Did not realize you could use MXNet declaratively (like Tensorflow/Theano) and imperatively (like Torch/Chainer). Can anyone speak more of their imperative usage of MXNet?
it means you can declare gpu array like those in numpy/torch, write them imperatively from python side, and mix them with the graph computation, instead of forcing everything to be part of a graph
No it means writing a program that defines the structure of a computation graph lazily (without executing the nodes when defining the model) so as to reuse that compute graph in a later step of the programs.
The computation graph is an in-memory datastructure that can be introspected by the program itself at runtime so as to do symbolic operations (e.g. compute the gradient of one node in the graph with respect to any ancestor input node).
theano implements this in pure Python and can generate C or CUDA code from string templates (in Python). tensorflow has to a Python API to assemble pre-built operators which are mainly written in C++ and use the Eigen linear algebra library.
But neither declarative DL toolkits (theano & tensorflow) use that C++ language feature: the computation graph is typically defined by writing a python script to assembles building blocks dynamically at runtime.
Once the graph is defined, it can be passed along with concrete values for the input nodes to the runtime framework to execute the section of the graph of interest (possibly with code generation + compilation).
Image classification is a classic example of such a task. How exactly would you go about writing an algorithm to tell the difference between a picture of a cat and a picture of a dog?

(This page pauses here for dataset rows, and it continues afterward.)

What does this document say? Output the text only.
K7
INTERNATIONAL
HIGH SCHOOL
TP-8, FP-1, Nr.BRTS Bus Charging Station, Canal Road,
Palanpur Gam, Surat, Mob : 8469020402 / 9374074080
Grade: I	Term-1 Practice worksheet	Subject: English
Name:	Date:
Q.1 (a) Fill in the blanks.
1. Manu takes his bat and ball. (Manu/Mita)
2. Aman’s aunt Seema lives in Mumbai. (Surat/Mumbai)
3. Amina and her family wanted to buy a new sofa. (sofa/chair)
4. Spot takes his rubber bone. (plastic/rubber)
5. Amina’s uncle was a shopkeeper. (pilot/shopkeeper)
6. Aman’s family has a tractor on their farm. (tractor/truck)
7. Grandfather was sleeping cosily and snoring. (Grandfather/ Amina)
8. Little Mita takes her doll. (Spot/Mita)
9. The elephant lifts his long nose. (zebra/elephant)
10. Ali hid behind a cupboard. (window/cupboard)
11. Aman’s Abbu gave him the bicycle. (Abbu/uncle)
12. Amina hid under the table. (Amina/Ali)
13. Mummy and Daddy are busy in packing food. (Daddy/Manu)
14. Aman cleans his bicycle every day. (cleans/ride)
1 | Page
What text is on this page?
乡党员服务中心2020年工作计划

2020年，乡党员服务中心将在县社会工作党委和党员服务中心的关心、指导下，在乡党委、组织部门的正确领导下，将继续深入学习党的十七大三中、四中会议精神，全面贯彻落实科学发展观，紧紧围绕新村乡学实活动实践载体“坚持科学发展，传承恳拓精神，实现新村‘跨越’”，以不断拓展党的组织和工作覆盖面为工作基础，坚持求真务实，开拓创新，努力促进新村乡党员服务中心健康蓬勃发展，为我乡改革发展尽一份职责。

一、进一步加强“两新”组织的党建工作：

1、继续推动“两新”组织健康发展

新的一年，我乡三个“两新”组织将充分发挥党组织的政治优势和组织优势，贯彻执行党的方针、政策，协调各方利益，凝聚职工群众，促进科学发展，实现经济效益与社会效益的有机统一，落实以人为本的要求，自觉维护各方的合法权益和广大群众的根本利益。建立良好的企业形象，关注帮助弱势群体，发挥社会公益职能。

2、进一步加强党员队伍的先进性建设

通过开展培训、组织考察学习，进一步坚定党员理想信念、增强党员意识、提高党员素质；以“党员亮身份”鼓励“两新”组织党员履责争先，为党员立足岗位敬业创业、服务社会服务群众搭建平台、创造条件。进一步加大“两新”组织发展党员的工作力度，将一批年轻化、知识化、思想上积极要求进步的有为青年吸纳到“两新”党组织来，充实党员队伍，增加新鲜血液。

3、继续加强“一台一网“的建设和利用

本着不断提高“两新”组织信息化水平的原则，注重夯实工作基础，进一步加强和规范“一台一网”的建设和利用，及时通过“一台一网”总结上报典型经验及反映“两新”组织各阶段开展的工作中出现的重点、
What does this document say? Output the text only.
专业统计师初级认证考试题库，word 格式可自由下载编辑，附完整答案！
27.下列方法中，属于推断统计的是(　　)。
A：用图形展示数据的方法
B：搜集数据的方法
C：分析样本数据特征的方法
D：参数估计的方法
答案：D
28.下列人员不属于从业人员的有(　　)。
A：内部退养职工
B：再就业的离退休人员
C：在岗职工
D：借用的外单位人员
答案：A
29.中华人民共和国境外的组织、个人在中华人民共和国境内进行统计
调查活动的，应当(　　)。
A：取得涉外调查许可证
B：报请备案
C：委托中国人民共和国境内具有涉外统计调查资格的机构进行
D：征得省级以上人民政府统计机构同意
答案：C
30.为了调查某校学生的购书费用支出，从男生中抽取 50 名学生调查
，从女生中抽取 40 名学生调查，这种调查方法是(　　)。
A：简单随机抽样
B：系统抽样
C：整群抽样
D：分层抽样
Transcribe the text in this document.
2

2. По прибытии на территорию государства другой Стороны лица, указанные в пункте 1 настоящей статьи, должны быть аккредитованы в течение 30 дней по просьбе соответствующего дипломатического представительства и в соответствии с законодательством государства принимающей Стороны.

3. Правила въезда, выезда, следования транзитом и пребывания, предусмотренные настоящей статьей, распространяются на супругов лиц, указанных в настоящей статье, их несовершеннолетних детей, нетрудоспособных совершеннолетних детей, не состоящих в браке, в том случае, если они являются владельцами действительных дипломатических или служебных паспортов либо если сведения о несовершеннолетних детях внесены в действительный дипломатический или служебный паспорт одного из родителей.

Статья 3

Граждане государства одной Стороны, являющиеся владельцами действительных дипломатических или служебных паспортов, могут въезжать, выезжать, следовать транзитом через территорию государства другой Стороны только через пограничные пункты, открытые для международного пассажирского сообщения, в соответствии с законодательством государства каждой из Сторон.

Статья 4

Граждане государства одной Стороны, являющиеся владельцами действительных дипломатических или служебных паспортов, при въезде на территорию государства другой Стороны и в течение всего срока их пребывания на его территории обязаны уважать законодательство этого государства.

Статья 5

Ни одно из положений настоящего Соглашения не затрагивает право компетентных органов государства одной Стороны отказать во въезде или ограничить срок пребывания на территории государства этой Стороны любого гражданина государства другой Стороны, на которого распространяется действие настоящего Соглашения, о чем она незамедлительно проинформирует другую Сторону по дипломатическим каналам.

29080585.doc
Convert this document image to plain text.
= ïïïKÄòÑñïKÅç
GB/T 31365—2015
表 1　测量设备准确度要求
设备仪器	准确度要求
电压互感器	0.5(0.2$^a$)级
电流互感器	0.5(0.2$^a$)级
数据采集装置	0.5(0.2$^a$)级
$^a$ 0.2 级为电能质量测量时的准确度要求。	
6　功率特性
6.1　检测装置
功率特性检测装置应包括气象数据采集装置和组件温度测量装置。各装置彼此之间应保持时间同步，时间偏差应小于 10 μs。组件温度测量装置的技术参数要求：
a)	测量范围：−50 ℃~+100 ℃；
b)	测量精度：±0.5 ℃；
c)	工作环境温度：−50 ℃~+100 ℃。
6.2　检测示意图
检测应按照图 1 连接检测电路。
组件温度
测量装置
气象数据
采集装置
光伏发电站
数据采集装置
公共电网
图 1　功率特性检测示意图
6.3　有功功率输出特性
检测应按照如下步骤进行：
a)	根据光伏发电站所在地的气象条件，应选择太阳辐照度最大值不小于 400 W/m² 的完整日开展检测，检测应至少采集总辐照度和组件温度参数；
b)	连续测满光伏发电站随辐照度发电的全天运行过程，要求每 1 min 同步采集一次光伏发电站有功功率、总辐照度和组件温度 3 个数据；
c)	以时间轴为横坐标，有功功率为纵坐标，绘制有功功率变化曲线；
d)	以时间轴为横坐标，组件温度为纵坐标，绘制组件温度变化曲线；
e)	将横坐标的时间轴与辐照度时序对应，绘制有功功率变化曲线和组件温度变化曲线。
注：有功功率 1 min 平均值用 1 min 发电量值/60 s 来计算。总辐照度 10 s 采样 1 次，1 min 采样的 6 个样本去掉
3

Well, this might be cheating, but I would apply a bunch of different filters for things like edge-detection, etc. Then I would come up with a statistical model that, for each feature, gave the likelihood that there image under consideration was a dog. Then I would aggregate all those results into a final likelihood.
Not trying to be sarcastic, I just can't think of any way other than the ML way.
To further the point: what filters would you choose? What features could you choose heuristically to distinguish between the two? They both have fur, they both have four legs, they both have two eyes, they both come in a wide variety of colors and patterns... Most dogs have an elongated snout but not all of them (pugs, bulldog, etc.).
I would be extremely impressed if someone developed an algorithm that could accomplish this task without using any type of statistical/machine learning.
Yes! Sometimes you know that a solution will take a particular mathematical form, without knowing what the parameters will be. So you can write down a program (function) that can express any solution of that form, and use an optimization algorithm e.g. gradient descent on labeled examples, to figure out which specific instance of your possible solutions works best.
Can someone please spell-out for us muggles what sets these frameworks (Theano, Tensorflow, Torch, CNTK, Mxnet) apart ? They all seem to be essentially doing the same thing underneath.
Microsoft wants you to use CNTK on Azure. Amazon wants you to use Mxnet on AWS. Google wants you to use Tensorflow on GCP.
It's irrelevant whether these frameworks can be used outside their home platform by broke college students. That's a red herring. The cloud vendors are looking to sell enterprise contracts, and they need to check all of the boxes.
This strategy makes complete sense from a business perspective, and you really cannot fault them for doing it.
As others have commented here, there is no evidence that MXNet is that much better (or worse) than the other frameworks.